Provavelmente eu não tenha abusado do fato, pois nunca me acusaram disso, nem me criticaram. Fui uma menina pacata, numa família pacata, numa cidadezinha que continua pacata.

Na vizinhança, só havia meninos. E meninas não brincavam com meninos. E eu, reclamava com minha mãe, pois queria acompanhar meus irmãos.

Naquela época, só havia os dois mais velhos. Quando ela permitia que eu fosse com eles eu acabava voltando chateada, bem antes deles. Os guris não me queriam por perto. Meus irmãos me protegiam, mas a gurizada era cruel. Claro que meus irmãos preferiam que os amigos me espantassem com suas brincadeiras um tanto agressivas, do que ficarem fora do joguinho de futebol.
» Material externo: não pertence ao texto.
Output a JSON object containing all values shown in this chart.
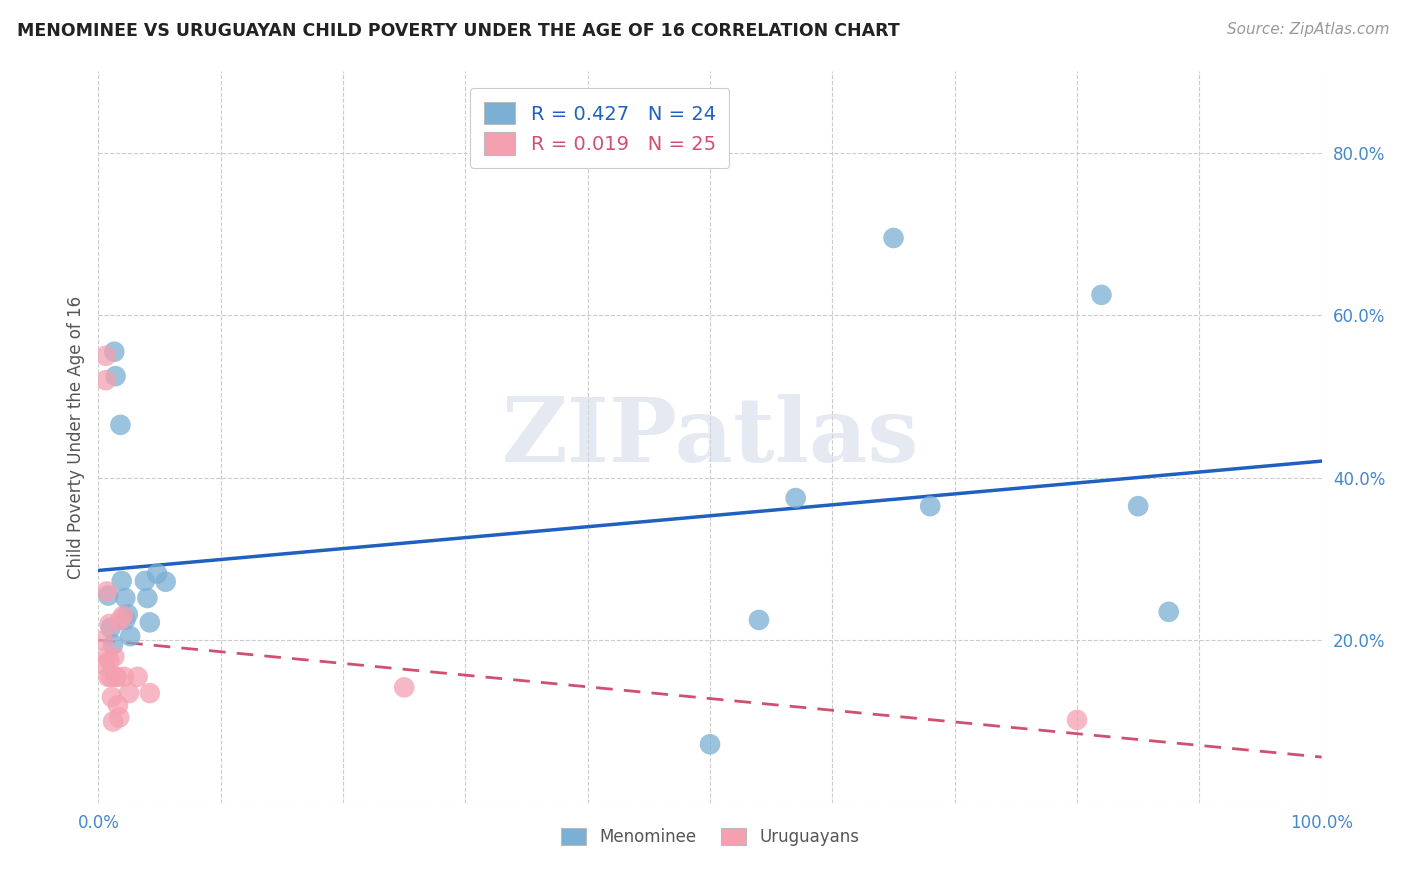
{
  "title": "MENOMINEE VS URUGUAYAN CHILD POVERTY UNDER THE AGE OF 16 CORRELATION CHART",
  "source": "Source: ZipAtlas.com",
  "ylabel": "Child Poverty Under the Age of 16",
  "xlim": [
    0.0,
    1.0
  ],
  "ylim": [
    0.0,
    0.9
  ],
  "menominee_x": [
    0.008,
    0.01,
    0.012,
    0.013,
    0.014,
    0.018,
    0.019,
    0.022,
    0.022,
    0.024,
    0.026,
    0.038,
    0.04,
    0.042,
    0.048,
    0.055,
    0.5,
    0.54,
    0.57,
    0.65,
    0.68,
    0.82,
    0.85,
    0.875
  ],
  "menominee_y": [
    0.255,
    0.215,
    0.195,
    0.555,
    0.525,
    0.465,
    0.273,
    0.225,
    0.252,
    0.232,
    0.205,
    0.273,
    0.252,
    0.222,
    0.282,
    0.272,
    0.072,
    0.225,
    0.375,
    0.695,
    0.365,
    0.625,
    0.365,
    0.235
  ],
  "uruguayan_x": [
    0.004,
    0.005,
    0.006,
    0.006,
    0.007,
    0.007,
    0.008,
    0.009,
    0.009,
    0.01,
    0.011,
    0.012,
    0.013,
    0.014,
    0.015,
    0.016,
    0.017,
    0.018,
    0.02,
    0.021,
    0.025,
    0.032,
    0.042,
    0.25,
    0.8
  ],
  "uruguayan_y": [
    0.2,
    0.17,
    0.55,
    0.52,
    0.26,
    0.18,
    0.155,
    0.22,
    0.175,
    0.155,
    0.13,
    0.1,
    0.18,
    0.155,
    0.155,
    0.12,
    0.105,
    0.225,
    0.23,
    0.155,
    0.135,
    0.155,
    0.135,
    0.142,
    0.102
  ],
  "menominee_color": "#7bafd4",
  "uruguayan_color": "#f4a0b0",
  "menominee_line_color": "#2060c0",
  "uruguayan_line_color": "#d05070",
  "R_menominee": 0.427,
  "N_menominee": 24,
  "R_uruguayan": 0.019,
  "N_uruguayan": 25,
  "background_color": "#ffffff",
  "watermark": "ZIPatlas",
  "menominee_label": "Menominee",
  "uruguayan_label": "Uruguayans"
}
No campo em que jogavam, ficava o gado do dono das terras. Havia algumas casas em torno, cercadas de arame farpado. Nossa casa ficava na parte mais elevada, um pouco distante dali. Eu costumava ficar sentada sobre um cocuruto de terra, desses que há nos pastos.

Acho que desisti de acompanhá-los, no dia em que um dos guris mais velhos da turma chutou a bola nas minhas costas com tamanha força, que levei alguns minutos até conseguir voltar a respirar. A dor se espalhou até o abdome. Fiquei ali, sentada, encolhida, um bom tempo, lutando para não chorar na frente daqueles moleques. Eu tinha entre seis e 7 anos de idade.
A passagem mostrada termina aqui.